Microsoft planeó originalmente implementar un sistema de licencias digitales para la gestión de juegos en la consola Xbox One. Bajo este esquema, incluso las copias físicas de los títulos habrían operado bajo un modelo de licencias vinculadas a la cuenta del usuario, alterando la forma en que tradicionalmente se comercializan y comparten los juegos en formato físico.
¿Cómo funcionaba la propuesta de licencias digitales?
La estrategia de Microsoft buscaba que todas las ediciones físicas de Xbox One funcionaran como licencias digitales.

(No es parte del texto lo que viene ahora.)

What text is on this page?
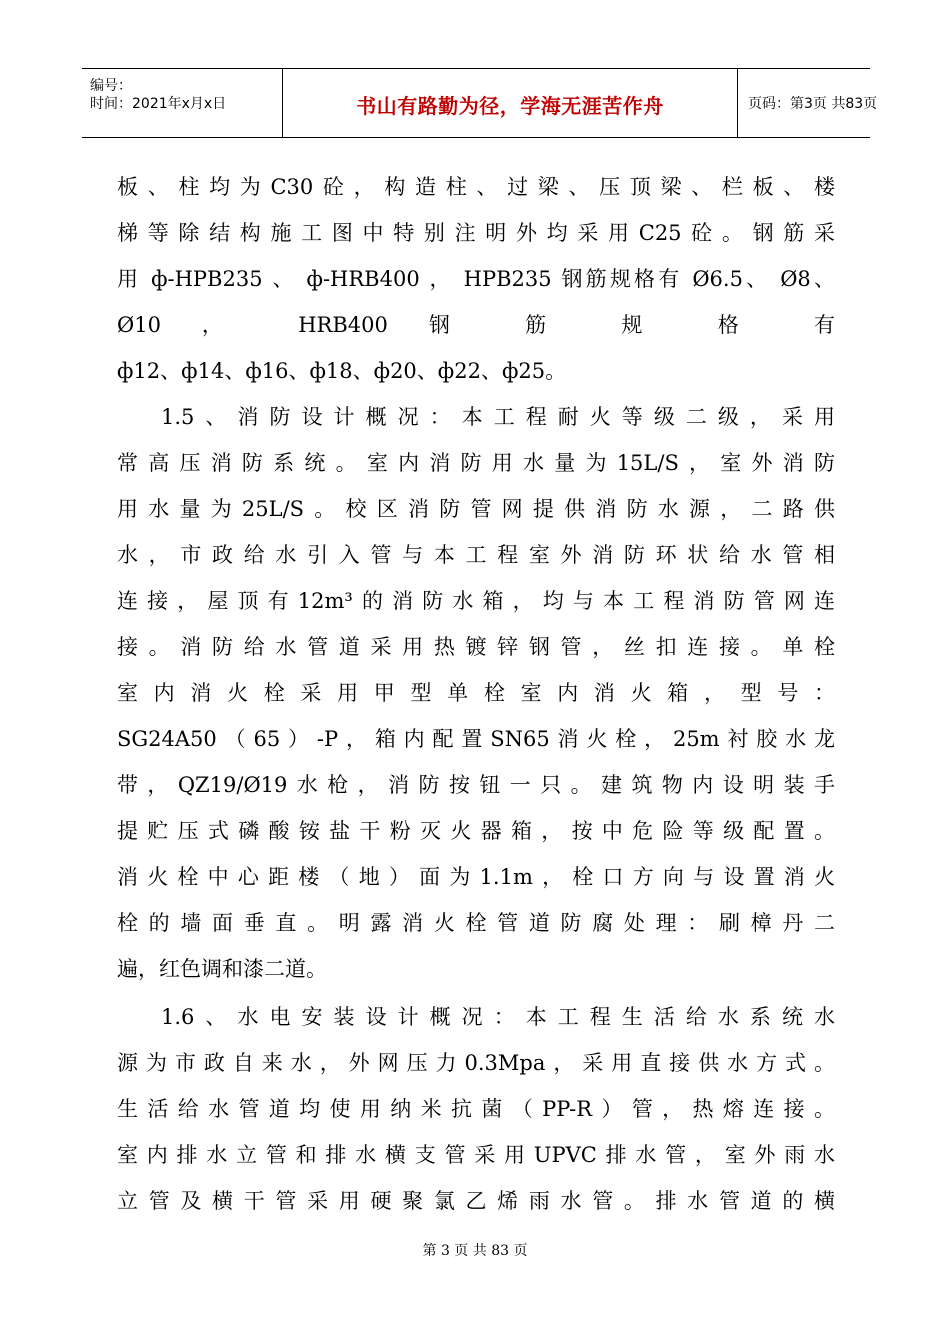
编号：
时间：2021年x月x日	书山有路勤为径，学海无涯苦作舟	页码：第3页 共83页
板、柱均为C30砼，构造柱、过梁、压顶梁、栏板、楼
梯等除结构施工图中特别注明外均采用C25砼。钢筋采
用 ф-HPB235 、 ф-HRB400 ， HPB235 钢筋规格有 Ø6.5、 Ø8、
Ø10 ， HRB400 钢 筋 规 格 有
ф12、ф14、ф16、ф18、ф20、ф22、ф25。
1.5、消防设计概况：本工程耐火等级二级，采用
常高压消防系统。室内消防用水量为15L/S，室外消防
用水量为25L/S。校区消防管网提供消防水源，二路供
水，市政给水引入管与本工程室外消防环状给水管相
连接，屋顶有12m³的消防水箱，均与本工程消防管网连
接。消防给水管道采用热镀锌钢管，丝扣连接。单栓
室内消火栓采用甲型单栓室内消火箱，型号：
SG24A50（65）-P，箱内配置SN65消火栓，25m衬胶水龙
带，QZ19/Ø19水枪，消防按钮一只。建筑物内设明装手
提贮压式磷酸铵盐干粉灭火器箱，按中危险等级配置。
消火栓中心距楼（地）面为1.1m，栓口方向与设置消火
栓的墙面垂直。明露消火栓管道防腐处理：刷樟丹二
遍，红色调和漆二道。
1.6、水电安装设计概况：本工程生活给水系统水
源为市政自来水，外网压力0.3Mpa，采用直接供水方式。
生活给水管道均使用纳米抗菌（PP-R）管，热熔连接。
室内排水立管和排水横支管采用UPVC排水管，室外雨水
立管及横干管采用硬聚氯乙烯雨水管。排水管道的横
第 3 页 共 83 页
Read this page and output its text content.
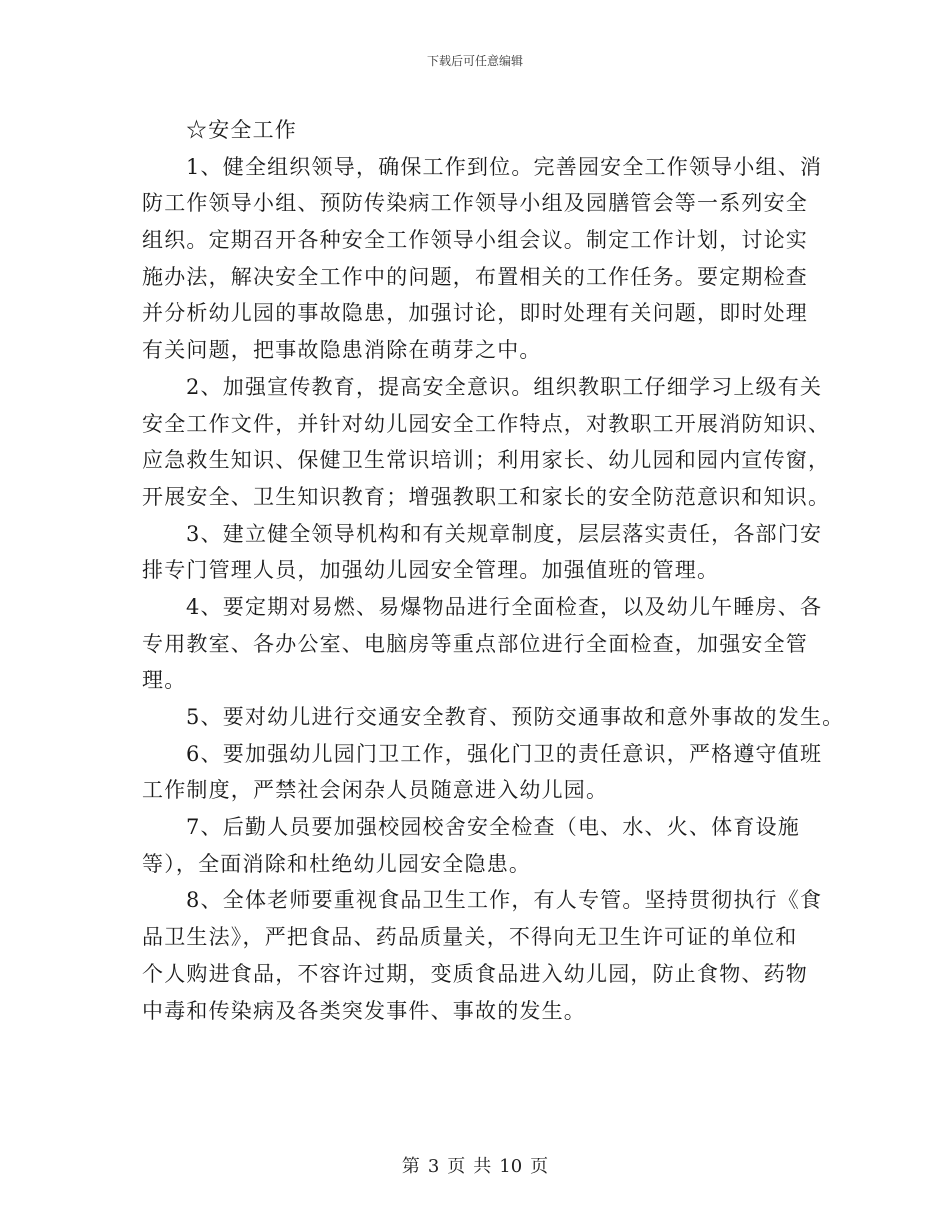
下载后可任意编辑
☆安全工作
1、健全组织领导，确保工作到位。完善园安全工作领导小组、消
防工作领导小组、预防传染病工作领导小组及园膳管会等一系列安全
组织。定期召开各种安全工作领导小组会议。制定工作计划，讨论实
施办法，解决安全工作中的问题，布置相关的工作任务。要定期检查
并分析幼儿园的事故隐患，加强讨论，即时处理有关问题，即时处理
有关问题，把事故隐患消除在萌芽之中。
2、加强宣传教育，提高安全意识。组织教职工仔细学习上级有关
安全工作文件，并针对幼儿园安全工作特点，对教职工开展消防知识、
应急救生知识、保健卫生常识培训；利用家长、幼儿园和园内宣传窗，
开展安全、卫生知识教育；增强教职工和家长的安全防范意识和知识。
3、建立健全领导机构和有关规章制度，层层落实责任，各部门安
排专门管理人员，加强幼儿园安全管理。加强值班的管理。
4、要定期对易燃、易爆物品进行全面检查，以及幼儿午睡房、各
专用教室、各办公室、电脑房等重点部位进行全面检查，加强安全管
理。
5、要对幼儿进行交通安全教育、预防交通事故和意外事故的发生。
6、要加强幼儿园门卫工作，强化门卫的责任意识，严格遵守值班
工作制度，严禁社会闲杂人员随意进入幼儿园。
7、后勤人员要加强校园校舍安全检查（电、水、火、体育设施
等），全面消除和杜绝幼儿园安全隐患。
8、全体老师要重视食品卫生工作，有人专管。坚持贯彻执行《食
品卫生法》，严把食品、药品质量关，不得向无卫生许可证的单位和
个人购进食品，不容许过期，变质食品进入幼儿园，防止食物、药物
中毒和传染病及各类突发事件、事故的发生。
第 3 页 共 10 页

De acuerdo con la información disponible, este sistema pretendía que el disco físico actuara únicamente como un soporte para la instalación, mientras que la propiedad del software quedaría ligada permanentemente al perfil del jugador en el ecosistema de la consola. Este cambio estructural habría limitado la naturaleza del mercado de segunda mano y la capacidad de los usuarios para prestar o vender sus discos de forma independiente, un estándar que ha definido a la industria del entretenimiento físico durante décadas.

Contexto del modelo de Xbox One
La intención de Microsoft formaba parte de una visión más amplia para la arquitectura de Xbox One en sus etapas de desarrollo. Al convertir las ediciones físicas en licencias digitales, la compañía buscaba centralizar el control de los derechos de uso de los juegos. Este enfoque técnico habría requerido una validación constante de la licencia a través de la red, transformando el comportamiento del hardware respecto a los medios físicos tradicionales.